Either way, by 5:00 p.m. the light's starting to go and it's time to close up the day. I'll go out to the shed and cut a portion of something down for dinner, grab something of a plant or vegetable nature to go with it, or — every third day — open a can of corn. Got a whole lot of corn still, which figures, because I don't really like it that much.

I'll cook the meat over the day's third fire, straight away, before it gets dark, next to a final can of water — I really need to find myself another of those vacuum flasks, because not having warm coffee in the evening is what gets me closest to feeling down — and have that whole process finished as quick as I can.

I've gotten used to the regime as a whole, but that portion of the day is where you can still find your heart beating, just a little. I grew up used to the idea that the dark wasn't anything to fear, that nothing was going to come and do anything bad to you — from outside your house, anyway. Night meant quietness outside and nothing but forest sounds which — if you understood what was causing them — were no real cause for alarm. It's not that way now, after the thing, and so that point in the schedule where you seal up the property and trust that your preparations, and the wires, are going to do their job, is where it all comes home. You recall the situation.

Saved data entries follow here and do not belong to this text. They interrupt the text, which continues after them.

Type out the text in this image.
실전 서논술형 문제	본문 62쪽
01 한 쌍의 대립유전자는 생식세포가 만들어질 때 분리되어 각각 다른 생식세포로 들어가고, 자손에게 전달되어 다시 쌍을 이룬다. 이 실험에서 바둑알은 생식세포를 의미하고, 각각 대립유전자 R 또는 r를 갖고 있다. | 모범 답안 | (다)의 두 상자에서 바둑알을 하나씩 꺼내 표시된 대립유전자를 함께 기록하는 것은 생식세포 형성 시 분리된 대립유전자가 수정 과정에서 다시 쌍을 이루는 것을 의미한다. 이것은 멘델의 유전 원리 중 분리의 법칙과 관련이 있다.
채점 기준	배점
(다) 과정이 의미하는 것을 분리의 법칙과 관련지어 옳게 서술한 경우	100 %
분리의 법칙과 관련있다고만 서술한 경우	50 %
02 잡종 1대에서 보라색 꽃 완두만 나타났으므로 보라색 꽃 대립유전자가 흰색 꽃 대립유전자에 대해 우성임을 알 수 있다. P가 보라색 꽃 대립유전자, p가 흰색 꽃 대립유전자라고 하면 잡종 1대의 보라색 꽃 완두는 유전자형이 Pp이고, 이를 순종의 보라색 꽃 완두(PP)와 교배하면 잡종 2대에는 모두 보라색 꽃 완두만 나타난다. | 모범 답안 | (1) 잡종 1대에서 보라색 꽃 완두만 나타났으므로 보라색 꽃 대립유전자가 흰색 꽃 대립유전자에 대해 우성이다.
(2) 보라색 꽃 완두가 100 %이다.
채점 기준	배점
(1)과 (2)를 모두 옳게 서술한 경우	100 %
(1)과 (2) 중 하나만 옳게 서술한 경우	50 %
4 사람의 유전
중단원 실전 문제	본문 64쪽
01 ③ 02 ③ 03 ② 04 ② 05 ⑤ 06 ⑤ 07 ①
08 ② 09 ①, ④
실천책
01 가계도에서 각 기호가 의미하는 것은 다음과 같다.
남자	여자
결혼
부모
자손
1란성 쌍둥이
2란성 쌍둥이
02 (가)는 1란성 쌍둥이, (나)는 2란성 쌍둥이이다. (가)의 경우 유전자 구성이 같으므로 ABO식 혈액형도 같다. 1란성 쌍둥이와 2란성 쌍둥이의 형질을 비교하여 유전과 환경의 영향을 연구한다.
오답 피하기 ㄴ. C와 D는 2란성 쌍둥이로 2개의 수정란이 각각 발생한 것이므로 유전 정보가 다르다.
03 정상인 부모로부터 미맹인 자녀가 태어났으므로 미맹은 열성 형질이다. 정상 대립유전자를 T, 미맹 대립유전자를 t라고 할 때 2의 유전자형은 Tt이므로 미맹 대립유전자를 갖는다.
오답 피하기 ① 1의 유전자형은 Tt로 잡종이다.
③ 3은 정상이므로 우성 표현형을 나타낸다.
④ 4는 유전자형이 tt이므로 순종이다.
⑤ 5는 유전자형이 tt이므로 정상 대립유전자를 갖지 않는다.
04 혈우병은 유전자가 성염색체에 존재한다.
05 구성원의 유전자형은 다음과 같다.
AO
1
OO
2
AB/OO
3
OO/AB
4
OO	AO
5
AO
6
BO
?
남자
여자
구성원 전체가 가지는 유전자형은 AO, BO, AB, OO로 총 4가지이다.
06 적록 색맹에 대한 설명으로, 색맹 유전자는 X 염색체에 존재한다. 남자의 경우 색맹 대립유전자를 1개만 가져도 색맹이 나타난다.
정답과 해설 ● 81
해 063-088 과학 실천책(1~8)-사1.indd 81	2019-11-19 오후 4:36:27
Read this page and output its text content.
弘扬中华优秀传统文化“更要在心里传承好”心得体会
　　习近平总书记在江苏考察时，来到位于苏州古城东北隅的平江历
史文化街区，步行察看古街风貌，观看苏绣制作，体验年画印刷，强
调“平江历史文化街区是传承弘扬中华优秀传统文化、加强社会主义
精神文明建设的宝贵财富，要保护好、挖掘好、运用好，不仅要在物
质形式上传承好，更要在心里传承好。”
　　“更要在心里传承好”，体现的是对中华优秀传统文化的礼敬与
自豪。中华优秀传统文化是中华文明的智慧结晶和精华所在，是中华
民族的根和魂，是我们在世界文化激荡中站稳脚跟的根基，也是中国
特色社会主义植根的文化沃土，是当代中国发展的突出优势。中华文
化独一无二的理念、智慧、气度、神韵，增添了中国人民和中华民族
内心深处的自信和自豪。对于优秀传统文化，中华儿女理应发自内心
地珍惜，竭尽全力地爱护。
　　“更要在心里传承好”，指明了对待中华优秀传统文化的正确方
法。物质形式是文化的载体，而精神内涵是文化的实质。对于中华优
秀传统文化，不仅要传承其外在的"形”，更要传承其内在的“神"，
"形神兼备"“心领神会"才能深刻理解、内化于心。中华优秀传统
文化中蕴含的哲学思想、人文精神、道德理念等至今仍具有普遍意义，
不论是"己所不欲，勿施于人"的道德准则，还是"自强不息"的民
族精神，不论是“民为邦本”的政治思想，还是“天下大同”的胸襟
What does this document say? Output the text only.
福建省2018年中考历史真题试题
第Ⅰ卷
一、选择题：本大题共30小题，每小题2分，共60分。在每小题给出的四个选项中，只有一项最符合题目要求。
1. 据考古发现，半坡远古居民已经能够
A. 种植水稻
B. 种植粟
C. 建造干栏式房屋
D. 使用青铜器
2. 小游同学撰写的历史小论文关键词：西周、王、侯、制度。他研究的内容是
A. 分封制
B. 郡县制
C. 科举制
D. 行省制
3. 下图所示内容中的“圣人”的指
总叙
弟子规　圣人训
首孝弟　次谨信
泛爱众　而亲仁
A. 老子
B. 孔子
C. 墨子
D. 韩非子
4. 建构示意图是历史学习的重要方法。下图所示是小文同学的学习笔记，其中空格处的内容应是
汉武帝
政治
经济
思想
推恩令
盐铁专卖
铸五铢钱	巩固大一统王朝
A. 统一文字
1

Otherwise, apart from a few things like the nature of the food I eat, it's really not so different to the way life was before. I understand the food thing might seem like a big deal, but really it isn't. Waste not, want that — and yes, he said that too. Plenty other animals do it, and now isn't the time for beggars to be choosers. That's what we're become, bottom line — animals, doing what's required to get by, and there isn't any shame in that at all. It's all we ever were, if we'd stopped to think about it. We believed we had the whole deal nailed out pretty good, were shooting up in some pre-ordained arc to the sky.